Dehors, la mer se déchaînait, et il n’y avait aucune autre sortie. Il allait falloir que la marée se calme. Rayne pouvait entendre le roulement des vagues se fracassant contre la falaise, percevoir les embruns. Tout ça lui semblait naturel, instinctif, si bien qu’elle ne pensa pas à expliquer à l’archère que, maintenant qu’elle était devenue vampire, ses sens allaient être affinés. Rayne avait tendance à considérer que les vampires se composaient de plusieurs familles, et que les dhampirs étaient l’un d’entre eux, dans la mesure où il remplissait l’obligation fondamentale, caractéristique à tous les vampires : la soif de sang. D’une flamboyante beauté, pâle et irréelle, comme la plus pure des vampires, Lady se jeta sur le poignet, sur l’offrande que lui offrait Rayne, et cette dernière gémit faiblement, sentant une vague torpeur la saisir. Comme si elle était soudain étourdie, elle secoua lentement la tête, sentant son sang filer dans la bouche de l’archère, et tendit une main pour caresser ses cheveux. Tous les sangs n’étaient pas égaux, et celui de Rayne était particulièrement délicieux. Elle était la fille de Kagan, un puissant vampire, et, outre ça, sa stature de guerrière entraînée faisait que son sang était fort, riche. Le boire devait être un vrai régal, et, tandis que Lady buvait, Rayne ne pouvait s’empêcher de se sentir... Perturbée.
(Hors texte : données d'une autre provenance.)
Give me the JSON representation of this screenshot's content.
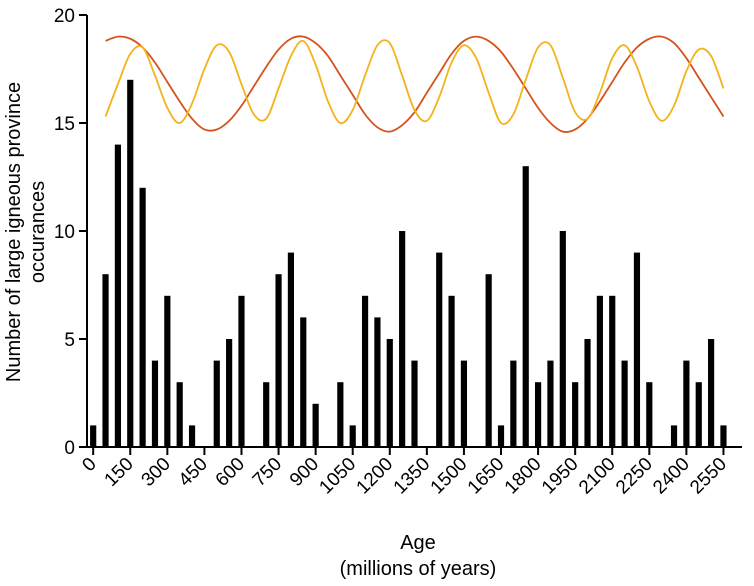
{
  "chart_data": {
    "type": "bar",
    "title": "",
    "xlabel_lines": [
      "Age",
      "(millions of years)"
    ],
    "ylabel_lines": [
      "Number of large igneous province",
      "occurances"
    ],
    "xlim": [
      -25,
      2625
    ],
    "ylim": [
      0,
      20
    ],
    "x_ticks": [
      0,
      150,
      300,
      450,
      600,
      750,
      900,
      1050,
      1200,
      1350,
      1500,
      1650,
      1800,
      1950,
      2100,
      2250,
      2400,
      2550
    ],
    "y_ticks": [
      0,
      5,
      10,
      15,
      20
    ],
    "bin_width": 25,
    "bars": {
      "x": [
        0,
        50,
        100,
        150,
        200,
        250,
        300,
        350,
        400,
        450,
        500,
        550,
        600,
        650,
        700,
        750,
        800,
        850,
        900,
        950,
        1000,
        1050,
        1100,
        1150,
        1200,
        1250,
        1300,
        1350,
        1400,
        1450,
        1500,
        1550,
        1600,
        1650,
        1700,
        1750,
        1800,
        1850,
        1900,
        1950,
        2000,
        2050,
        2100,
        2150,
        2200,
        2250,
        2300,
        2350,
        2400,
        2450,
        2500,
        2550
      ],
      "values": [
        1,
        8,
        14,
        17,
        12,
        4,
        7,
        3,
        1,
        0,
        4,
        5,
        7,
        0,
        3,
        8,
        9,
        6,
        2,
        0,
        3,
        1,
        7,
        6,
        5,
        10,
        4,
        0,
        9,
        7,
        4,
        0,
        8,
        1,
        4,
        13,
        3,
        4,
        10,
        3,
        5,
        7,
        7,
        4,
        9,
        3,
        0,
        1,
        4,
        3,
        5,
        1
      ]
    },
    "series": [
      {
        "type": "line",
        "color": "#d4531f",
        "x": [
          50,
          100,
          150,
          200,
          250,
          300,
          350,
          400,
          450,
          500,
          550,
          600,
          650,
          700,
          750,
          800,
          850,
          900,
          950,
          1000,
          1050,
          1100,
          1150,
          1200,
          1250,
          1300,
          1350,
          1400,
          1450,
          1500,
          1550,
          1600,
          1650,
          1700,
          1750,
          1800,
          1850,
          1900,
          1950,
          2000,
          2050,
          2100,
          2150,
          2200,
          2250,
          2300,
          2350,
          2400,
          2450,
          2500,
          2550
        ],
        "values": [
          18.8,
          19.0,
          18.9,
          18.5,
          17.8,
          16.9,
          16.0,
          15.2,
          14.7,
          14.7,
          15.1,
          15.8,
          16.7,
          17.6,
          18.4,
          18.9,
          19.0,
          18.7,
          18.1,
          17.2,
          16.3,
          15.4,
          14.8,
          14.6,
          14.9,
          15.5,
          16.4,
          17.3,
          18.2,
          18.8,
          19.0,
          18.8,
          18.3,
          17.5,
          16.6,
          15.7,
          15.0,
          14.6,
          14.7,
          15.2,
          16.0,
          16.9,
          17.8,
          18.5,
          18.9,
          19.0,
          18.7,
          18.0,
          17.1,
          16.2,
          15.3
        ]
      },
      {
        "type": "line",
        "color": "#f2b31b",
        "x": [
          50,
          100,
          150,
          200,
          250,
          300,
          350,
          400,
          450,
          500,
          550,
          600,
          650,
          700,
          750,
          800,
          850,
          900,
          950,
          1000,
          1050,
          1100,
          1150,
          1200,
          1250,
          1300,
          1350,
          1400,
          1450,
          1500,
          1550,
          1600,
          1650,
          1700,
          1750,
          1800,
          1850,
          1900,
          1950,
          2000,
          2050,
          2100,
          2150,
          2200,
          2250,
          2300,
          2350,
          2400,
          2450,
          2500,
          2550
        ],
        "values": [
          15.3,
          16.8,
          18.2,
          18.5,
          17.2,
          15.7,
          15.0,
          15.9,
          17.5,
          18.6,
          18.3,
          16.8,
          15.4,
          15.2,
          16.6,
          18.1,
          18.8,
          17.7,
          16.0,
          15.0,
          15.6,
          17.2,
          18.6,
          18.7,
          17.2,
          15.6,
          15.1,
          16.2,
          17.8,
          18.6,
          18.0,
          16.4,
          15.0,
          15.4,
          17.0,
          18.5,
          18.6,
          17.1,
          15.5,
          15.2,
          16.4,
          18.0,
          18.6,
          17.6,
          16.0,
          15.1,
          15.8,
          17.4,
          18.4,
          18.1,
          16.6
        ]
      }
    ]
  }
}
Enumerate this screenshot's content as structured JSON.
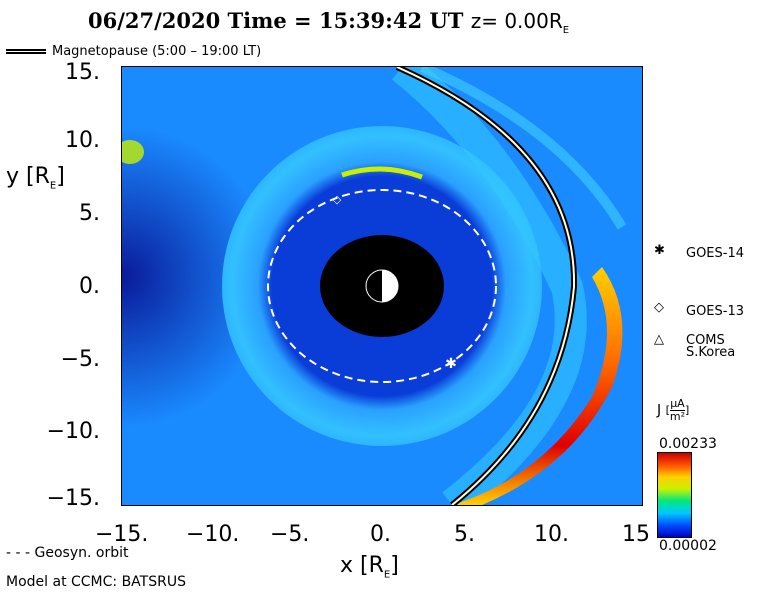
{
  "header": {
    "date": "06/27/2020",
    "time_label": "Time =",
    "time": "15:39:42 UT",
    "plane_prefix": "z=",
    "plane_value": "0.00R",
    "plane_sub": "E"
  },
  "legend": {
    "magnetopause": "Magnetopause (5:00 – 19:00 LT)",
    "geosync": "- - - Geosyn. orbit",
    "model": "Model at CCMC: BATSRUS"
  },
  "axes": {
    "x_label": "x [R",
    "x_label_sub": "E",
    "x_label_end": "]",
    "y_label": "y [R",
    "y_label_sub": "E",
    "y_label_end": "]",
    "x_ticks": [
      "−15.",
      "−10.",
      "−5.",
      "0.",
      "5.",
      "10.",
      "15"
    ],
    "y_ticks": [
      "15.",
      "10.",
      "5.",
      "0.",
      "−5.",
      "−10.",
      "−15."
    ]
  },
  "satellites": [
    {
      "symbol": "✱",
      "label": "GOES-14"
    },
    {
      "symbol": "◇",
      "label": "GOES-13"
    },
    {
      "symbol": "△",
      "label": "COMS",
      "label2": "S.Korea"
    }
  ],
  "colorbar": {
    "quantity": "J",
    "unit_num": "μA",
    "unit_den": "m²",
    "max": "0.00233",
    "min": "0.00002",
    "colors": [
      "#0000c8",
      "#0050ff",
      "#00c8ff",
      "#00e880",
      "#c8f000",
      "#ffd000",
      "#ff5000",
      "#c80000"
    ]
  },
  "plot": {
    "background_color": "#1a8aff",
    "geosync_radius_re": 6.6,
    "earth_radius_re": 1.0,
    "inner_boundary_re": 3.5
  }
}
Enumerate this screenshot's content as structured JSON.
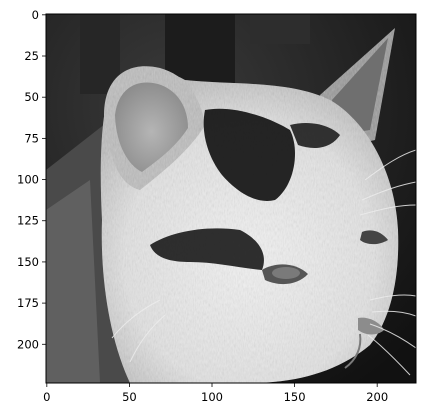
{
  "image": {
    "subject": "cat-head-grayscale",
    "colormap": "gray"
  },
  "axes": {
    "x_ticks": [
      0,
      50,
      100,
      150,
      200
    ],
    "y_ticks": [
      0,
      25,
      50,
      75,
      100,
      125,
      150,
      175,
      200
    ],
    "x_range": [
      -0.5,
      223.5
    ],
    "y_range": [
      223.5,
      -0.5
    ]
  },
  "colors": {
    "background": "#ffffff",
    "frame": "#000000"
  }
}
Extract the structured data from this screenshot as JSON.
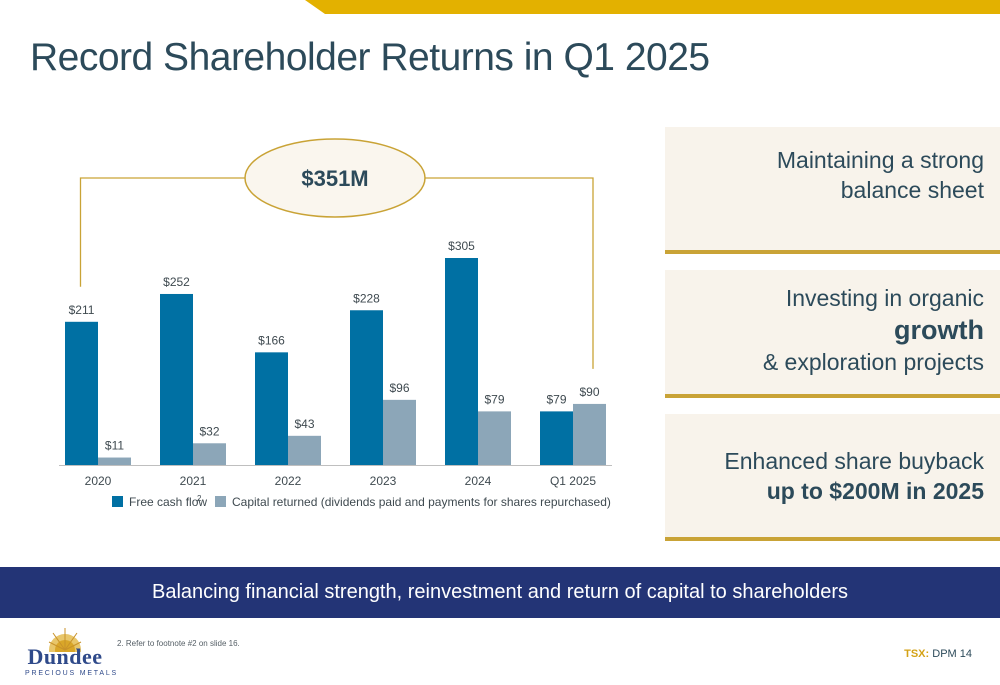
{
  "slide": {
    "title": "Record Shareholder Returns in Q1 2025",
    "accent_color": "#e3b100",
    "banner_text": "Balancing financial strength, reinvestment and return of capital to shareholders",
    "banner_color": "#233476",
    "footnote": "2. Refer to footnote #2 on slide 16.",
    "ticker_label": "TSX:",
    "ticker_value": "DPM 14",
    "logo_name": "Dundee",
    "logo_subtitle": "PRECIOUS METALS"
  },
  "panels": [
    {
      "lines": [
        {
          "text": "Maintaining a strong",
          "style": "normal"
        },
        {
          "text": "balance sheet",
          "style": "normal"
        }
      ]
    },
    {
      "lines": [
        {
          "text": "Investing in organic",
          "style": "normal"
        },
        {
          "text": "growth",
          "style": "bold-large"
        },
        {
          "text": "& exploration projects",
          "style": "normal"
        }
      ]
    },
    {
      "lines": [
        {
          "text": "Enhanced share buyback",
          "style": "normal"
        },
        {
          "text": "up to $200M in 2025",
          "style": "bold"
        }
      ]
    }
  ],
  "chart_data": {
    "type": "bar",
    "categories": [
      "2020",
      "2021",
      "2022",
      "2023",
      "2024",
      "Q1 2025"
    ],
    "series": [
      {
        "name": "Free cash flow",
        "superscript": "2",
        "color": "#0070a3",
        "values": [
          211,
          252,
          166,
          228,
          305,
          79
        ],
        "labels": [
          "$211",
          "$252",
          "$166",
          "$228",
          "$305",
          "$79"
        ]
      },
      {
        "name": "Capital returned (dividends paid and payments for shares repurchased)",
        "color": "#8ca6b8",
        "values": [
          11,
          32,
          43,
          96,
          79,
          90
        ],
        "labels": [
          "$11",
          "$32",
          "$43",
          "$96",
          "$79",
          "$90"
        ]
      }
    ],
    "total_callout": "$351M",
    "ylim": [
      0,
      305
    ],
    "legend_position": "bottom",
    "grid": false
  }
}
Elle n’avait en effet jamais mordu quelqu’un, elle n’avait jamais offert à aucune personne le Don... Car ce pouvoir, indéniablement, était un don. Il permettait de flouer la mort, mais également de disposer de compétences renforcées. Pour Rayne, être un vampire ne signifiait pas nécessairement qu’on était mauvais. Il y avait, certes, un sentiment légitime de supériorité face aux êtres humains normaux, mais un individu disposait toujours de son libre-arbitre, de la capacité de faire ce qu’il voulait de son pouvoir. Rayne l’utilisait pour commettre la mort, de façon cruelle et barbare, mais les gens qu’elle tuait le méritaient tous, et elle n’avait aucun état d’âme à les tuer ainsi. Lady, quant à elle, buvait comme une forcenée, et Rayne pouvait la voir pleurer, alors que le sang filait dans sa gorge.
Généreusement, Rayne la laissa boire plusieurs gorgées, se sentant un peu planer. Ces folles dernières journées lui revenaient en tête... Par quel curieux coup de sort cette femme avait-elle fait pour devenir sa proche ? La vie réservait bien des surprises, et Rayne avait maintenant la charge d’une femme... Une femme belle et forte, à qui elle allait devoir apprendre à contrôler ses instincts, avant que ce ne soit eux qui la contrôlent. Un vampire était un chasseur, un prédateur. On les rapprochait de la chauve-souris, mais Rayne avait plutôt tendance à s’estimer proche de l’araignée : solitaire, mortelle, tapie dans l’ombre... Oui, elle allait devoir la former, ce qui était inédit pour elle, et troublant. Comment faire ? Rayne n’avait jamais eu un père vampire pour la former, et avait du apprendre sur le tas. Si elle n’avait pas croisé la route des agents de la Brimstone, il était probable qu’elle serait devenue comme les autres enfants de Kagan : un monstre, l’un de ceux qu’elle tuait sans aucune hésitation. Et, fondamentalement, elle ne savait pas beaucoup de choses sur cette femme, simplement l’essentiel : c’était une archère, une femme calme, douée, expérimentée, maîtresse d’elle-même, mais elle n’avait encore jamais expérimenté la soif de sang, et ce que cette soif pouvait pousser à faire.
Rayne continuait à la laisser boire, lorsqu’elle estima que Lady avait assez bu.
« Allez, ma petite gourmande, c’est fini... »
Rayne dut autoritairement retirer son poignet, et plaqua Lady sur le sol, se mettant à califourchon sur elle. Elle se pencha alors vers elle, et l’embrassa.
« Tu es comme moi, à présent, Lady... Un grand pouvoir t’habite, et je t’apprendrais à le maîtriser. Je t’apprendrais à t’en servir, je t’apprendrais à mordre sans tuer, je t’apprendrais à ponctionner du sang en infligeant du plaisir... Je t’apprendrais toutes les possibilités qui s’offrent à toi, maintenant. »
Elle reprit son baiser, et glissa un peu, baisant sa nuque.
« Et, pour commencer, je vais te montrer comment les vampires prennent ensemble du plaisir... »
Et elle mordit, puis embrassa, et caressa.
Dehors, le roulement de la mer couvrit leurs longs hurlements.